London Metal Exchange
- Formation: 1877; 149 years ago
- Purpose: Trading in metals and metals-related contracts
- Owner: Hong Kong Exchanges and Clearing
- Website: lme.com

= London Metal Exchange =

Futures exchange in London, England

The London Metal Exchange (LME) is a futures and forwards exchange in London, United Kingdom with the world's largest market in standardised forward contracts, futures contracts and options on base metals. The exchange also offers contracts on ferrous metals and precious metals. The company also allows for cash trading.
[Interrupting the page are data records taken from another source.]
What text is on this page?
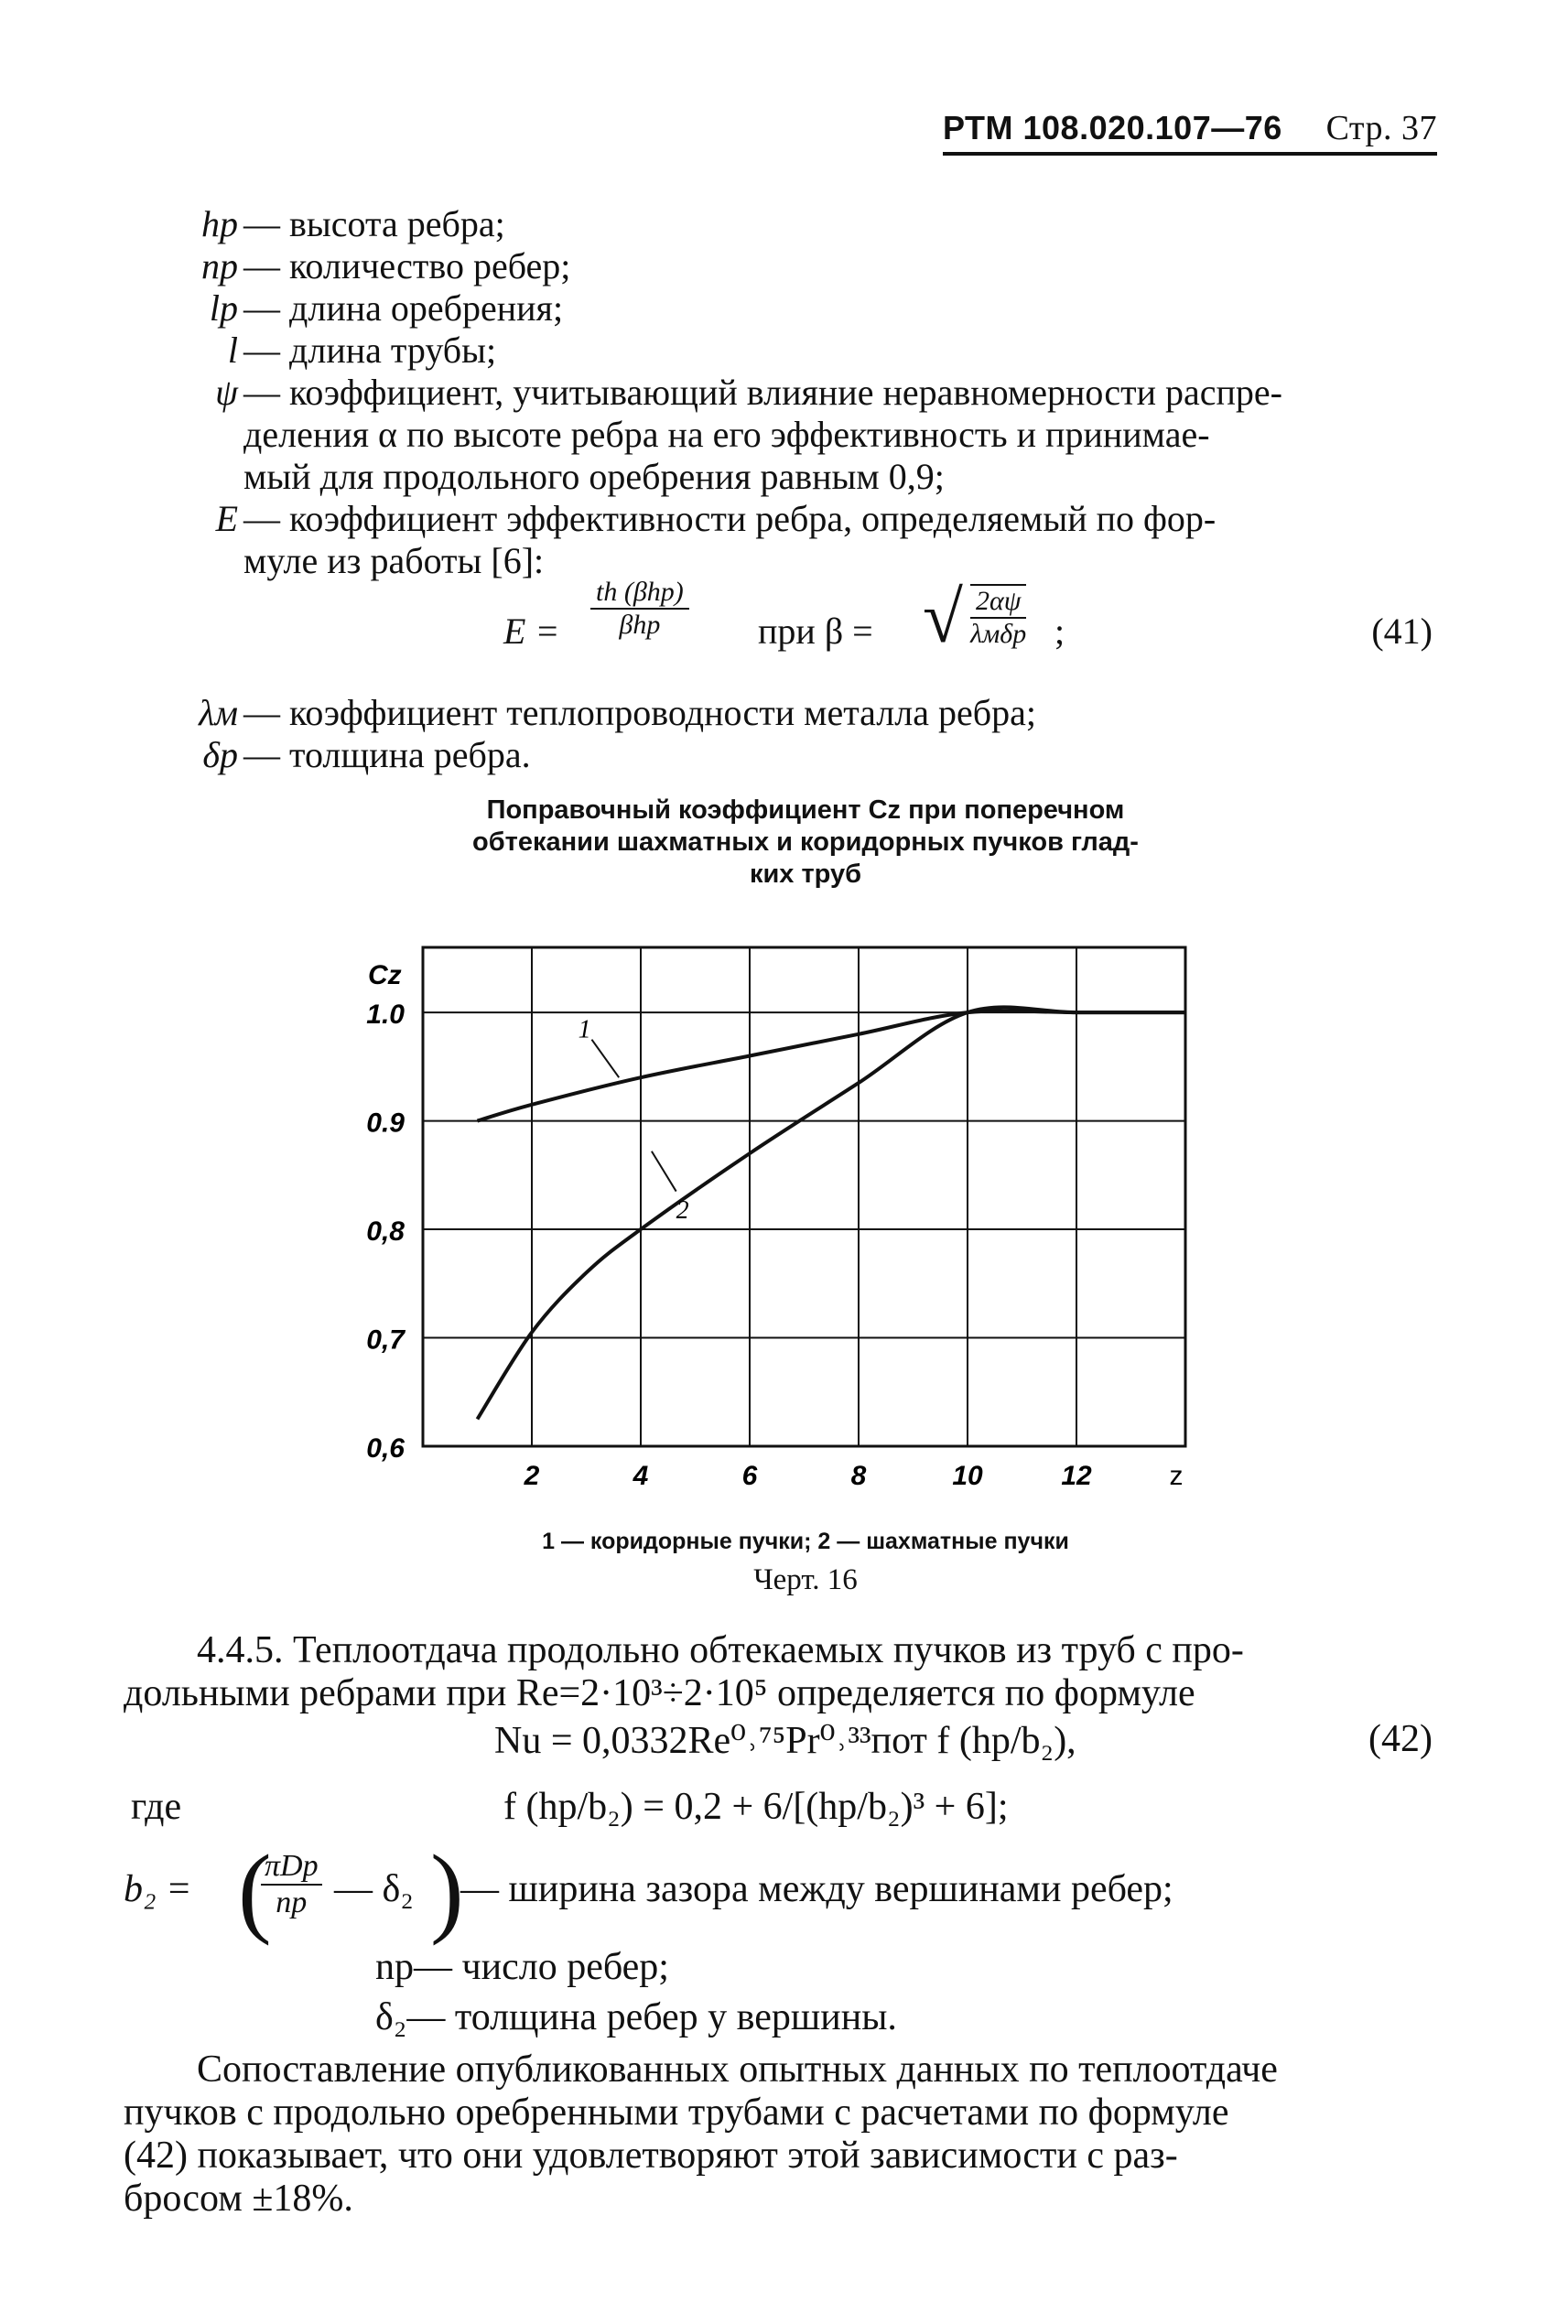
РТМ 108.020.107—76 Стр. 37
hр — высота ребра;
nр — количество ребер;
lр — длина оребрения;
l — длина трубы;
ψ — коэффициент, учитывающий влияние неравномерности распре-
деления α по высоте ребра на его эффективность и принимае-
мый для продольного оребрения равным 0,9;
E — коэффициент эффективности ребра, определяемый по фор-
муле из работы [6]:
E =
th (βhр)
βhр	при β = √ 2αψ
λмδр ;	(41)
λм — коэффициент теплопроводности металла ребра;
δр — толщина ребра.
Поправочный коэффициент Cz при поперечном
обтекании шахматных и коридорных пучков глад-
ких труб
2	4	6	8	10	12	z
1.0
0.9
0,8
0,7
0,6
Cz
1
2
1 — коридорные пучки; 2 — шахматные пучки
Черт. 16
4.4.5. Теплоотдача продольно обтекаемых пучков из труб с про-
дольными ребрами при Re=2·10³÷2·10⁵ определяется по формуле
Nu = 0,0332Re⁰˒⁷⁵Pr⁰˒³³пот f (hр/b₂),	(42)
где	f (hр/b₂) = 0,2 + 6/[(hр/b₂)³ + 6];
b₂ = (
πDр
nр — δ₂ )
— ширина зазора между вершинами ребер;
nр— число ребер;
δ₂— толщина ребер у вершины.
Сопоставление опубликованных опытных данных по теплоотдаче
пучков с продольно оребренными трубами с расчетами по формуле
(42) показывает, что они удовлетворяют этой зависимости с раз-
бросом ±18%.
It offers hedging, worldwide reference pricing, and the option of physical delivery to settle contracts.

== Overview ==
===Ring trading===
Trading times are 11:40 to 17:00.

The LME is the last exchange in Europe where open-outcry trading takes place. The ring was temporarily closed in March 2020 due to the COVID-19 pandemic. In January 2021, LME proposed closing the ring, Europe's last open-outcry trading floor, and moving permanently to an electronic system. However, the ring reopened in September of the same year after resistance from members.
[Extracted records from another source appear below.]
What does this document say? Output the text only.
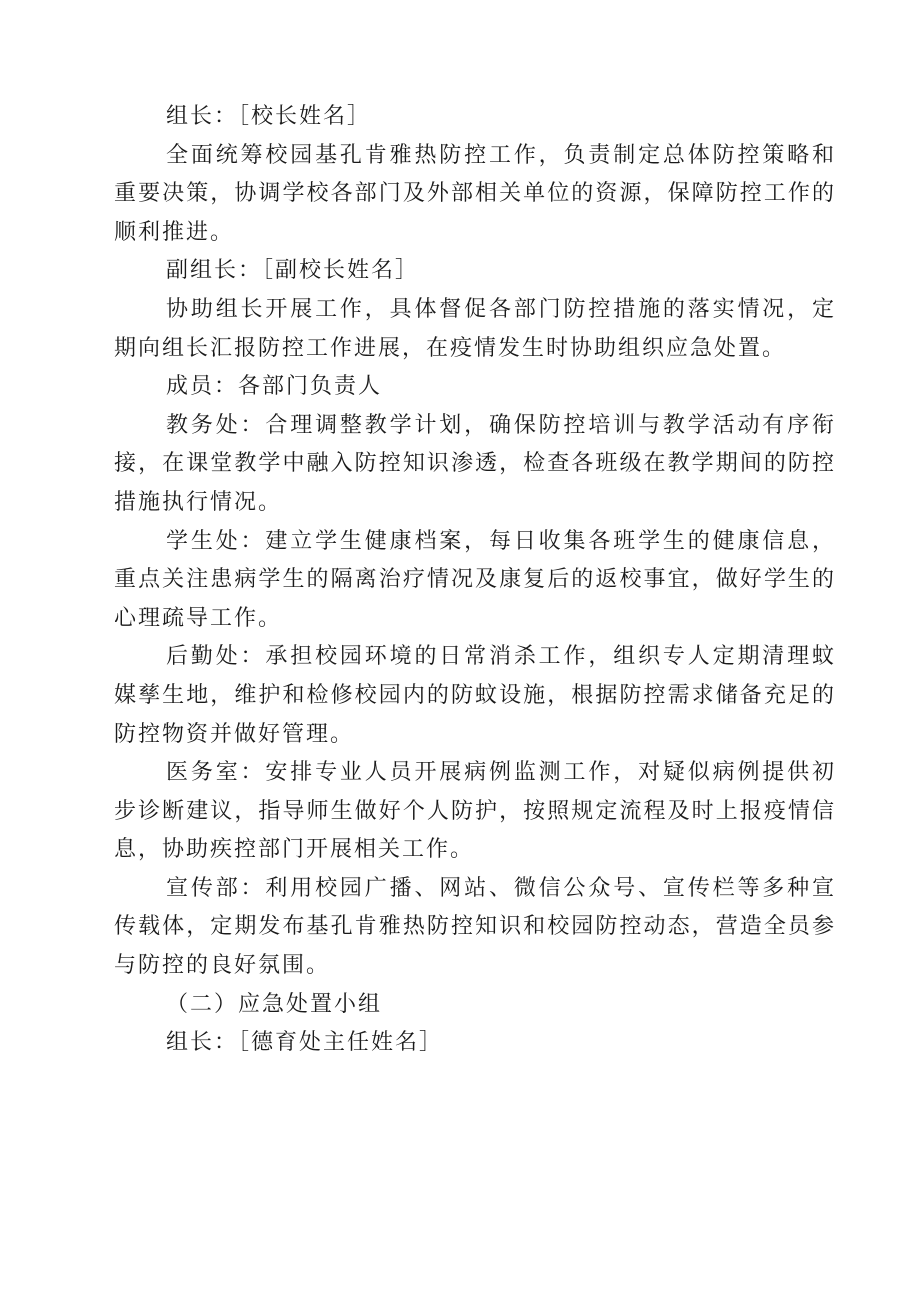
组长：［校长姓名］

全面统筹校园基孔肯雅热防控工作，负责制定总体防控策略和重要决策，协调学校各部门及外部相关单位的资源，保障防控工作的顺利推进。

副组长：［副校长姓名］

协助组长开展工作，具体督促各部门防控措施的落实情况，定期向组长汇报防控工作进展，在疫情发生时协助组织应急处置。

成员：各部门负责人

教务处：合理调整教学计划，确保防控培训与教学活动有序衔接，在课堂教学中融入防控知识渗透，检查各班级在教学期间的防控措施执行情况。

学生处：建立学生健康档案，每日收集各班学生的健康信息，重点关注患病学生的隔离治疗情况及康复后的返校事宜，做好学生的心理疏导工作。

后勤处：承担校园环境的日常消杀工作，组织专人定期清理蚊媒孳生地，维护和检修校园内的防蚊设施，根据防控需求储备充足的防控物资并做好管理。

医务室：安排专业人员开展病例监测工作，对疑似病例提供初步诊断建议，指导师生做好个人防护，按照规定流程及时上报疫情信息，协助疾控部门开展相关工作。

宣传部：利用校园广播、网站、微信公众号、宣传栏等多种宣传载体，定期发布基孔肯雅热防控知识和校园防控动态，营造全员参与防控的良好氛围。

（二）应急处置小组

组长：［德育处主任姓名］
In addition to the 9 companies that have exclusive rights to trade in the ring, around 100 companies are involved in the LME in total.

===Precious metals===
The LME used, however, to provide trade matching and clearing services to the London bullion market and distributes gold, silver, and gold IRS (interest rate swaps) forward rates on behalf of the LBMA.

===Electronic trading===
The LME launched an electronic platform called LME Select launched in February 2001. This was developed by a Swedish software house Cinnober. The platform is a FIX-based trading platform, and now handles a majority of the total LME business.

===LME Clear===
LME Clear is the clearing house for the London Metal Exchange. Launched in 2014 it was designed and built in consultation with the market to provide cost-efficient, EMIR compliant clearing and settlement services, using cutting-edge technology. LME Clear has announced the appointment of David Warren as Chairman effective July 20, 2023. David will succeed Marco Strimer, who will step down as chairman at the end of his term of office.

==History==
LME can trace its history to metals trading in Royal Exchange, London.
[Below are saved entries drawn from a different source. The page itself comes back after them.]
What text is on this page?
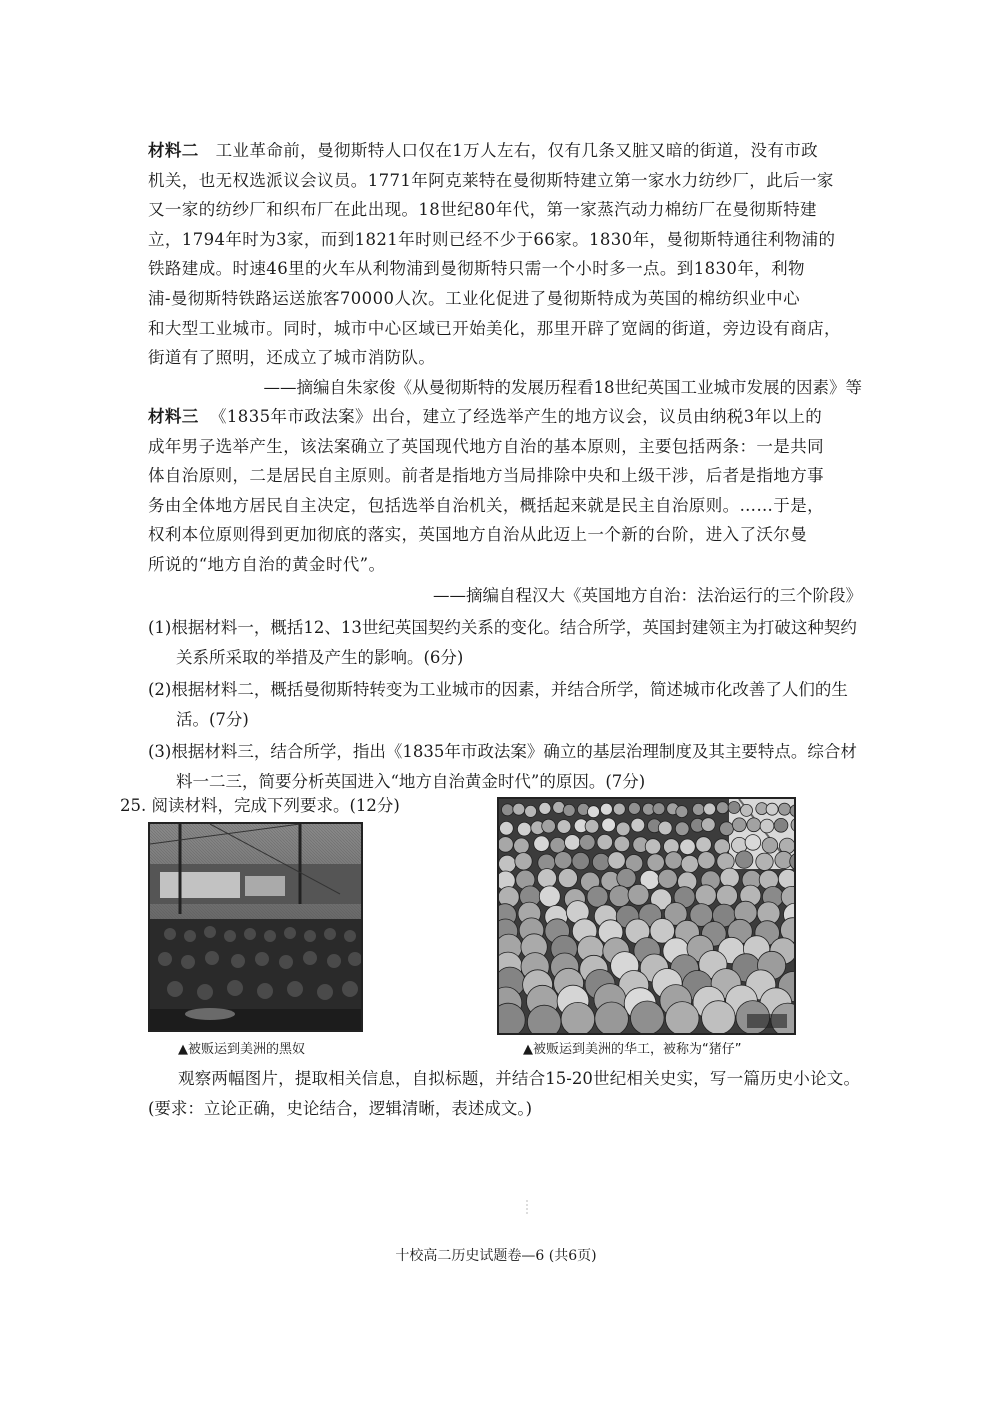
材料二 工业革命前，曼彻斯特人口仅在1万人左右，仅有几条又脏又暗的街道，没有市政
机关，也无权选派议会议员。1771年阿克莱特在曼彻斯特建立第一家水力纺纱厂，此后一家
又一家的纺纱厂和织布厂在此出现。18世纪80年代，第一家蒸汽动力棉纺厂在曼彻斯特建
立，1794年时为3家，而到1821年时则已经不少于66家。1830年，曼彻斯特通往利物浦的
铁路建成。时速46里的火车从利物浦到曼彻斯特只需一个小时多一点。到1830年，利物
浦-曼彻斯特铁路运送旅客70000人次。工业化促进了曼彻斯特成为英国的棉纺织业中心
和大型工业城市。同时，城市中心区域已开始美化，那里开辟了宽阔的街道，旁边设有商店，
街道有了照明，还成立了城市消防队。
——摘编自朱家俊《从曼彻斯特的发展历程看18世纪英国工业城市发展的因素》等
材料三 《1835年市政法案》出台，建立了经选举产生的地方议会，议员由纳税3年以上的
成年男子选举产生，该法案确立了英国现代地方自治的基本原则，主要包括两条：一是共同
体自治原则，二是居民自主原则。前者是指地方当局排除中央和上级干涉，后者是指地方事
务由全体地方居民自主决定，包括选举自治机关，概括起来就是民主自治原则。……于是，
权利本位原则得到更加彻底的落实，英国地方自治从此迈上一个新的台阶，进入了沃尔曼
所说的“地方自治的黄金时代”。
——摘编自程汉大《英国地方自治：法治运行的三个阶段》
(1)根据材料一，概括12、13世纪英国契约关系的变化。结合所学，英国封建领主为打破这种契约关系所采取的举措及产生的影响。(6分)
(2)根据材料二，概括曼彻斯特转变为工业城市的因素，并结合所学，简述城市化改善了人们的生活。(7分)
(3)根据材料三，结合所学，指出《1835年市政法案》确立的基层治理制度及其主要特点。综合材料一二三，简要分析英国进入“地方自治黄金时代”的原因。(7分)
25. 阅读材料，完成下列要求。(12分)
▲被贩运到美洲的黑奴	▲被贩运到美洲的华工，被称为“猪仔”
观察两幅图片，提取相关信息，自拟标题，并结合15-20世纪相关史实，写一篇历史小论文。(要求：立论正确，史论结合，逻辑清晰，表述成文。)
十校高二历史试题卷—6 (共6页)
It was purchased by Hong Kong Exchanges and Clearing in 2012.

In March 2022, LME was sued by Elliott Management, an American hedge fund. The hedge fund sued for $456 million, claiming that LME acted "unreasonably and irrationally" when it cancelled nickel trades made on 8 March, 2022. Jane Street Global Trading also sued LME for $15.3 million over its cancelled nickel trades in March. Both lawsuits were filed in the High Court of Justice. In November 2023, the court ruled in LME's favor, with Elliott and Jane Street appealing the decision to the Court of Appeals.

In March 2025, the Financial Conduct Authority fined the London Metal Exchange £9.2m after it failed to prevent extreme volatility in the nickel market in March 2022.